August 9, 2019

The Producer Price Index for final demand – intermediate demand  includes producer prices for goods, as well as prices for construction, services, government purchases, and exports and covers over 75% of domestic production.

Producer prices for final demand rose 0.2% in July after having climbed 0.1% in both May and June.  During the past year this inflation measure (the red line) has risen 1.7%.

Excluding food and energy producer final demand fell 0.1% in July after having risen 0.3% in June.  This is the first decline in this series since February 2017..  The core PPI has risen 2.1% in the past year (the pink line in the chart above).  This series was steadily accelerating for a couple of years, but it has been steadily drifting lower in the past 12 months or so.

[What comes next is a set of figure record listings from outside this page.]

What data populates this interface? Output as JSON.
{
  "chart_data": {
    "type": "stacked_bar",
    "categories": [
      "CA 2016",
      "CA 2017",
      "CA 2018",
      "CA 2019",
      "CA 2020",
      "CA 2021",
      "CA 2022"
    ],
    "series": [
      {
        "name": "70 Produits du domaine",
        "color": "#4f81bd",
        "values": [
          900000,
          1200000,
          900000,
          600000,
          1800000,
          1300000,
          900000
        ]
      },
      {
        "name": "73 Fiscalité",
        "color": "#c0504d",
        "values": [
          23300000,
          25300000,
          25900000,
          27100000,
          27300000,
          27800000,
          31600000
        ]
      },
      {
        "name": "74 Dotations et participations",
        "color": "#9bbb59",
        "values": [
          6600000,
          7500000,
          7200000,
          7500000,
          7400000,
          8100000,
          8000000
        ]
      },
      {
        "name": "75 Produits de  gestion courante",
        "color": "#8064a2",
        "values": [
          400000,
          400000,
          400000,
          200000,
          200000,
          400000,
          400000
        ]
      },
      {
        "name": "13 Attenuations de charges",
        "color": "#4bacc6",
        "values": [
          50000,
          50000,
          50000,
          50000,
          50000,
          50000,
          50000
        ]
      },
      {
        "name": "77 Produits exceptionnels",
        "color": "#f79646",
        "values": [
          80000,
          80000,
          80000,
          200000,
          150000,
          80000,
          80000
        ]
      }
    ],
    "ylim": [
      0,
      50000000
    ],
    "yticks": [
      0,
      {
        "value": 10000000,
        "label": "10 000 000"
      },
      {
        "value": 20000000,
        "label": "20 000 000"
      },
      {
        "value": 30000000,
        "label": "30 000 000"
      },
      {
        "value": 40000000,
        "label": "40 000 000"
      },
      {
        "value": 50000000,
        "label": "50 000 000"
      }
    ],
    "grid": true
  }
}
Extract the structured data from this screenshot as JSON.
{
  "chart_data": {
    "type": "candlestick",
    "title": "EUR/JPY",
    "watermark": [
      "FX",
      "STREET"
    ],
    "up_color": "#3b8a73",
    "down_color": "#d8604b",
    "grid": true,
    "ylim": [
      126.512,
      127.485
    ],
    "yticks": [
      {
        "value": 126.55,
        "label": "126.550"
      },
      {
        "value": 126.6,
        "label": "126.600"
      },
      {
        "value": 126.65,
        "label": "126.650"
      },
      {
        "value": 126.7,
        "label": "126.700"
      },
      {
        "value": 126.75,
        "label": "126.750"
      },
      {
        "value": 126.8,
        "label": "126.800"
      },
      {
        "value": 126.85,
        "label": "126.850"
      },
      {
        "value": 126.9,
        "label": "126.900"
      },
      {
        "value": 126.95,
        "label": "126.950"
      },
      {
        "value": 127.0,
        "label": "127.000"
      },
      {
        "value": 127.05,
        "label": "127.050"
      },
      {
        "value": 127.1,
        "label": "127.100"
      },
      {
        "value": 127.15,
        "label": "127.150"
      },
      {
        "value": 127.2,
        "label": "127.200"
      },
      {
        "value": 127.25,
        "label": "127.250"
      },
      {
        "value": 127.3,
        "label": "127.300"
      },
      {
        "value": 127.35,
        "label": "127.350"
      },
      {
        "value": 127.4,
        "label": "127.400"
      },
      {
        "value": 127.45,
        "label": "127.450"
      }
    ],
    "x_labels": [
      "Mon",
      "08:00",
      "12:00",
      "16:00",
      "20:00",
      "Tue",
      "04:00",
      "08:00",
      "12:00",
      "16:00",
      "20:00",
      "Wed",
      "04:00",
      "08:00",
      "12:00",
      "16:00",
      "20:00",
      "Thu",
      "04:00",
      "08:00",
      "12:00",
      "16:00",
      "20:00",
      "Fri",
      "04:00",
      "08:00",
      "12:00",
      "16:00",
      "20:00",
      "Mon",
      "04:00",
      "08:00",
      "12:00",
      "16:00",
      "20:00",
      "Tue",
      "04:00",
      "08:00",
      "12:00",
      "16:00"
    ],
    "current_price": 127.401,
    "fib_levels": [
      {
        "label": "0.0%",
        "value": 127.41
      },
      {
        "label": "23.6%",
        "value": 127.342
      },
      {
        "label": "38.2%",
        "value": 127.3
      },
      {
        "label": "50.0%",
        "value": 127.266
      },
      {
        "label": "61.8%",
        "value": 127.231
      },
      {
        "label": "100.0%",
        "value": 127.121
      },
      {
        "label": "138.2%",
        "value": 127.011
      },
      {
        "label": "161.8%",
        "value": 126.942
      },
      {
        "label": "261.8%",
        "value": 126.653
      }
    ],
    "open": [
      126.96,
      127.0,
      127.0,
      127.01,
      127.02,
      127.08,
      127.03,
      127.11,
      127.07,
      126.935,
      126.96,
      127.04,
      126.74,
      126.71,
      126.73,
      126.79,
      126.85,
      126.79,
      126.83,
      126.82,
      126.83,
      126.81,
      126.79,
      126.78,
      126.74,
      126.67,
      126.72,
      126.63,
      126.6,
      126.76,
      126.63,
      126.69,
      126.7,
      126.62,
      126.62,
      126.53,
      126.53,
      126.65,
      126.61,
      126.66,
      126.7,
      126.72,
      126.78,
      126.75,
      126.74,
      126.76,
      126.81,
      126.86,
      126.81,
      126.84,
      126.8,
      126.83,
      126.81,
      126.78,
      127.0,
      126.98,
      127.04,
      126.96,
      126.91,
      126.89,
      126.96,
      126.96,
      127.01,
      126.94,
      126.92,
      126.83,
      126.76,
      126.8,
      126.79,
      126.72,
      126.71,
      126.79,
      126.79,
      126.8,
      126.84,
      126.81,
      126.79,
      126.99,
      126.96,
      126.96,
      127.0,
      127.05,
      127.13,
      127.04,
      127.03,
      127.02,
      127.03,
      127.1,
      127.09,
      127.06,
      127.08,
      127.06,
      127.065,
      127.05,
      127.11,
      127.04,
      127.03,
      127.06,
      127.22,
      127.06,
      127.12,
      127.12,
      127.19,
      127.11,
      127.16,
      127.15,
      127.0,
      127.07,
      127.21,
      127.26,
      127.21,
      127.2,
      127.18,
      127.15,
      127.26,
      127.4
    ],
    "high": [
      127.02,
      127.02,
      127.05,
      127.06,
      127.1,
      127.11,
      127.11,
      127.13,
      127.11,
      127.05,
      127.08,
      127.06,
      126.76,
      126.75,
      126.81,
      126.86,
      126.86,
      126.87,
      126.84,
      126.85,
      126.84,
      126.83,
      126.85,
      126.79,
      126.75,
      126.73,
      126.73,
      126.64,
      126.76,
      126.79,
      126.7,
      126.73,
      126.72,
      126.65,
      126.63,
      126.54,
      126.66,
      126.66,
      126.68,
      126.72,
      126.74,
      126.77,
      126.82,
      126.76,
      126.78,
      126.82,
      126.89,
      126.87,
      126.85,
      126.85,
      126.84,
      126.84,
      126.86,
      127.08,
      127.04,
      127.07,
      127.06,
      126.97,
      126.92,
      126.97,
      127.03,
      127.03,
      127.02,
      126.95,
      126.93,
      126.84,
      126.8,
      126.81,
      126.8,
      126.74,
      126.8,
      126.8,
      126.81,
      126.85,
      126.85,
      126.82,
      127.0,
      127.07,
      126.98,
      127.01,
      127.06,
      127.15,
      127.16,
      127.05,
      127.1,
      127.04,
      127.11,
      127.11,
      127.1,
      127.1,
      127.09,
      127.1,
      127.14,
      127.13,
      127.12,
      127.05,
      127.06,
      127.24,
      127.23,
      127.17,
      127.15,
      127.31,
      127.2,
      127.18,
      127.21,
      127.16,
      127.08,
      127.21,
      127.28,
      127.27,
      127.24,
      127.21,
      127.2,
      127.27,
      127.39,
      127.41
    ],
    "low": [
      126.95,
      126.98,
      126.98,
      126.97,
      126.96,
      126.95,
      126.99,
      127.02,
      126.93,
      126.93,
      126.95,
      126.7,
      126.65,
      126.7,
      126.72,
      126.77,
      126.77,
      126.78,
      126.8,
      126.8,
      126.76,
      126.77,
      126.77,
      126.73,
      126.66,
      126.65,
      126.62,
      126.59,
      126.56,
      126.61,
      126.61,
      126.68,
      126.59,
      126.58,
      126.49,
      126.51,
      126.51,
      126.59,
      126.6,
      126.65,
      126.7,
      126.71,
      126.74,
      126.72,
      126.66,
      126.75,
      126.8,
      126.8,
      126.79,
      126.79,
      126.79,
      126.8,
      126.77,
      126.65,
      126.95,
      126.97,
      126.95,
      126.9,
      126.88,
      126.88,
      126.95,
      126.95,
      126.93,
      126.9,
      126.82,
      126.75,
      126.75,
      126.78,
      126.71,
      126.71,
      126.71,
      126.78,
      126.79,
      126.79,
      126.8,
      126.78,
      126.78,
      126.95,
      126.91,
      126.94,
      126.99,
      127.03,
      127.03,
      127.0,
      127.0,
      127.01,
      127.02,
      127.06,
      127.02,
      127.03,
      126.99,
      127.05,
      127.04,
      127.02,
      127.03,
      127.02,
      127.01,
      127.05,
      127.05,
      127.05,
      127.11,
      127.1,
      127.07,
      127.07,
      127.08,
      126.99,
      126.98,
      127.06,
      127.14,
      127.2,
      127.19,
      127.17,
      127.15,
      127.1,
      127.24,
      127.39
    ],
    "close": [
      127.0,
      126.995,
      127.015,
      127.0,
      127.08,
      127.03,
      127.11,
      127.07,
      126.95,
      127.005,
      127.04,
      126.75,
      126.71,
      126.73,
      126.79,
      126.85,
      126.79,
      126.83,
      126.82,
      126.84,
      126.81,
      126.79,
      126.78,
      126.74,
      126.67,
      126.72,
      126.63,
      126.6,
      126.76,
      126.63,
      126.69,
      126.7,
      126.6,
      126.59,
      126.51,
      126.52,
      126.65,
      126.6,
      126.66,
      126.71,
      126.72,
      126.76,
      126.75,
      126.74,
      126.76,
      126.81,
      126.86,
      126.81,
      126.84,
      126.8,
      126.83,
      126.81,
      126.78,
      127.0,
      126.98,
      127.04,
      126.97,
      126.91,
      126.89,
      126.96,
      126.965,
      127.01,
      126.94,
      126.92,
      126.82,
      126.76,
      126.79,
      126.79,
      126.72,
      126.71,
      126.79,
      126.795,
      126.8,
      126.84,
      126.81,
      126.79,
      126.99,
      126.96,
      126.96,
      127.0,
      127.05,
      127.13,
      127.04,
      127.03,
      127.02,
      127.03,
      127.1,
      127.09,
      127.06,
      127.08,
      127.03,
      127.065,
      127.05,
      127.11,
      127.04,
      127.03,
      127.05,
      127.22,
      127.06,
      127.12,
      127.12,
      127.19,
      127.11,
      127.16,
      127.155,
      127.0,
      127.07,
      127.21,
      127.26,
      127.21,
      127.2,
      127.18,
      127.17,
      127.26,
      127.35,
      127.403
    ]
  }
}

This overall index can be split apart between goods prices and prices for services.

The PPI for final demand of goods rebounded by 0.4% in July after having fallen 0.4% in June. These prices have now risen 0.4% in the past year (left scale).   Excluding the volatile food and energy categories the PPI for goods rose 0.1% in July after having been unchanged in April, May, and June.  During the past year the core PPI for goods (the light green line) has risen 1.2% (right scale).

Food prices rose 0.2% in July after having jumped 0.6% in June.  Food prices are always volatile.  They can fall sharply for a few months, but then reverse direction quickly.  Over the past year food prices have risen 2.5%.

Energy prices climbed 2.3% in July after having fallen 3.1% in June and 1.0% in May.  The July increase seems to reflect the market’s fear of an interruption in the supply of oil caused by Iran’s attacks on several oil tankers in the Persian Gulf.  Energy prices have fallen 4.5% in the past year.   Crude oil output in Venezuela and Iran has been falling steadily and Saudi Arabia  cut its oil output in an effort to boost prices, but U.S. production has continued to surge to a new record high level of 12.3 million barrels per day and that increase in output has more than countered the OPEC shortfall.

The PPI for final demand of services fell 0.1% in July after having risen 0.4% in June and 0.3% in May.  This series has risen 2.3% over the course of the past year (left scale).   The PPI for final demand of services excluding trade and transportation (the light blue line) dropped 0.3% in July after having been unchanged in June and having jumped 0.5% in May.  It has climbed 1,7% in the past year. The July drop was largely attributable to “guest room rentals” (think hotels and motels) which fell 4.3%.

Because the PPI measures the cost of materials for manufacturers, it is frequently believed to be a leading indicator of what might happen to consumer prices at a somewhat later date.   However, that connection is very loose.

It is important to remember that labor costs represent about two-thirds of the price of a product while materials account for the remaining one-third.  So, a far more important variable in determining what happens to the CPI is labor costs.  With the unemployment rate currently at 3.7% the labor market is well beyond full employment.  As a result, wages pressures have begun to climb, but the resulting upward pressure on inflation has been countered by an increase in productivity.  Unit labor costs, labor costs adjusted for the increase in productivity, have fallen 0.8% in the past year.  Compensation climbed 1.5% during that period of time but that increase was almost entirely offset by a 2.4% increase in productivity.  No wonder the seemingly tight labor market is not putting upward pressure on inflation — the increase is being entirely offset by an increase in productivity.  That means that firms have no real incentive to raise prices — workers have earned their fatter paychecks.

We expect the core CPI to increase  2.3% in 2019 after having risen 2.2% in 2018.